Prądu nie było w nocy w części Jeleniej Góry. Światła nie mieli rano mieszkańcy wielu mniejszych i większych miejscowościach naszego powiatu, między innymi w Karpaczu i części Szklarskiej Poręby.
Dzisiaj w nocy strażacy aż dwadzieścia razy wyjeżdżali do skutków wichury, jaka przeszła przez Jelenią Górę i region. Wiało do 70 km/h. Najpoważniejsze skutki to zerwany dach przy ulicy Czarnoleskiej w Jeleniej Górze i w Przesiece oraz powalone drzewo na samochód w Karpaczu. Pozostałe to połamane drzewa i konary. Na szczęście nikomu nic się nie stało.
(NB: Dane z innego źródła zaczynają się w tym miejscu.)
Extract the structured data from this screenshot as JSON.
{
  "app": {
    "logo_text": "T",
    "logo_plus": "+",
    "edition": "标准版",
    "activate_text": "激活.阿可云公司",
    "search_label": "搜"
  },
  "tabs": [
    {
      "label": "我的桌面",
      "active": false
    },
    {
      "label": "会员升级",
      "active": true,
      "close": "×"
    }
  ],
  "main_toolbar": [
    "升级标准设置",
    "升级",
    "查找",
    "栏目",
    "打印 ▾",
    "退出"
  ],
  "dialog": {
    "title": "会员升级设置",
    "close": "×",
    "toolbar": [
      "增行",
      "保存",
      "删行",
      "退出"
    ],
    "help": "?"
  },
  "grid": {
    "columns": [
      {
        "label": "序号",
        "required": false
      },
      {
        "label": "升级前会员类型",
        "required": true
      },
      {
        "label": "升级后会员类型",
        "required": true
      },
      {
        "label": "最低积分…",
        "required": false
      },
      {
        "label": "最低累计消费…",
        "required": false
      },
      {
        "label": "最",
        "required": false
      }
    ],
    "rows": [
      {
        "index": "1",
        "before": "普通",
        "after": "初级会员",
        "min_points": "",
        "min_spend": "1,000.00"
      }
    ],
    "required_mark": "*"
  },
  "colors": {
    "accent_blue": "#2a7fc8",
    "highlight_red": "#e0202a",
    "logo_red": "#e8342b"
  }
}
Obecnie wiatr się uspokoił, ale jak mówi Włodzimierz Belta naczelnik centrum zarządzania kryzysowego urzędu miasta w Jeleniej Górze, wiać w porywach do 80 km/h może do godziny 21.00.
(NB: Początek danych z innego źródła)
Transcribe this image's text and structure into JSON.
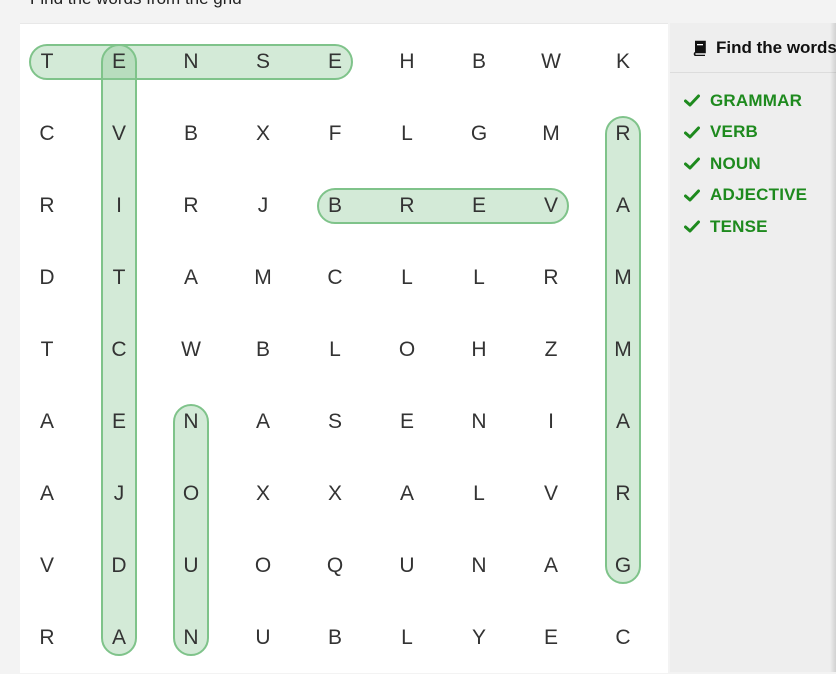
{
  "instruction": "Find the words from the grid",
  "grid": [
    [
      "T",
      "E",
      "N",
      "S",
      "E",
      "H",
      "B",
      "W",
      "K"
    ],
    [
      "C",
      "V",
      "B",
      "X",
      "F",
      "L",
      "G",
      "M",
      "R"
    ],
    [
      "R",
      "I",
      "R",
      "J",
      "B",
      "R",
      "E",
      "V",
      "A"
    ],
    [
      "D",
      "T",
      "A",
      "M",
      "C",
      "L",
      "L",
      "R",
      "M"
    ],
    [
      "T",
      "C",
      "W",
      "B",
      "L",
      "O",
      "H",
      "Z",
      "M"
    ],
    [
      "A",
      "E",
      "N",
      "A",
      "S",
      "E",
      "N",
      "I",
      "A"
    ],
    [
      "A",
      "J",
      "O",
      "X",
      "X",
      "A",
      "L",
      "V",
      "R"
    ],
    [
      "V",
      "D",
      "U",
      "O",
      "Q",
      "U",
      "N",
      "A",
      "G"
    ],
    [
      "R",
      "A",
      "N",
      "U",
      "B",
      "L",
      "Y",
      "E",
      "C"
    ]
  ],
  "found_words": [
    {
      "word": "TENSE",
      "start": [
        0,
        0
      ],
      "end": [
        0,
        4
      ]
    },
    {
      "word": "ADJECTIVE",
      "start": [
        8,
        1
      ],
      "end": [
        0,
        1
      ]
    },
    {
      "word": "VERB",
      "start": [
        2,
        7
      ],
      "end": [
        2,
        4
      ]
    },
    {
      "word": "GRAMMAR",
      "start": [
        7,
        8
      ],
      "end": [
        1,
        8
      ]
    },
    {
      "word": "NOUN",
      "start": [
        5,
        2
      ],
      "end": [
        8,
        2
      ]
    }
  ],
  "sidebar": {
    "title": "Find the words",
    "title_icon": "book-icon",
    "check_icon": "check-icon",
    "words": [
      "GRAMMAR",
      "VERB",
      "NOUN",
      "ADJECTIVE",
      "TENSE"
    ]
  },
  "colors": {
    "found_text": "#1e8a1e",
    "highlight_fill": "#cfe8d3",
    "highlight_border": "#7fc38a"
  }
}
- Do tego czasu warto zabezpieczyć balkony, pozamykać okna i nie zostawiać samochód pod drzewami, z których mogą spadać konary – ostrzega Włodzimierz Belta.
Jak mówi kpt. Andrzej Ciosk, rzecznik prasowy Komendy Miejskiej Państwowej Straży Pożarnej w Jeleniej Górze, do skutków nocnej wichury w Jeleniej Górze strażacy wyjeżdżali sześć razy. Najgroźniejsze ze zdarzeń to zerwanie 1 /3 dachu z budynku przy ulicy Czarnoleskiej 55 do jakiego doszło około godziny 1.40. Z budynku ewakuowało się pięć osób, w tym dziecko. Na szczęście żywioł nic nie zrobił mieszkańcom.
Duże drzewo straży usuwali też przy ulicy Mickiewicza. W regionie drzewo spadło na samochód w Karpaczu przy ul. Chopina o godz. 1.20, a pół godziny później wichura zerwała fragment dachu budynku jednorodzinnego w Przesiece. Pozostałe interwencje dotyczyły m.in. usuwania drzew i konarów w Szklarskiej Porębie przy ul. Mickiewicza i Szosie Czeskiej, w Karpaczu przy Reymonta i Konstytucji 3 Maja, w Ścięgnach, w Piechowicach przy ul. Kolonijnej, w Kowarach przy ul. Kamiennogórskiej, w Miłkowie, Sosnówce przy ul. Liczyrzepy, Borowicach oraz w Przesiece na drodze na Zachełmie.
Według synoptyków dziś prędkość wiatru nasili się. Mocno wiać ma przez cały weekend, ale w następnych dniach siła podmuchów nieco osłabnie.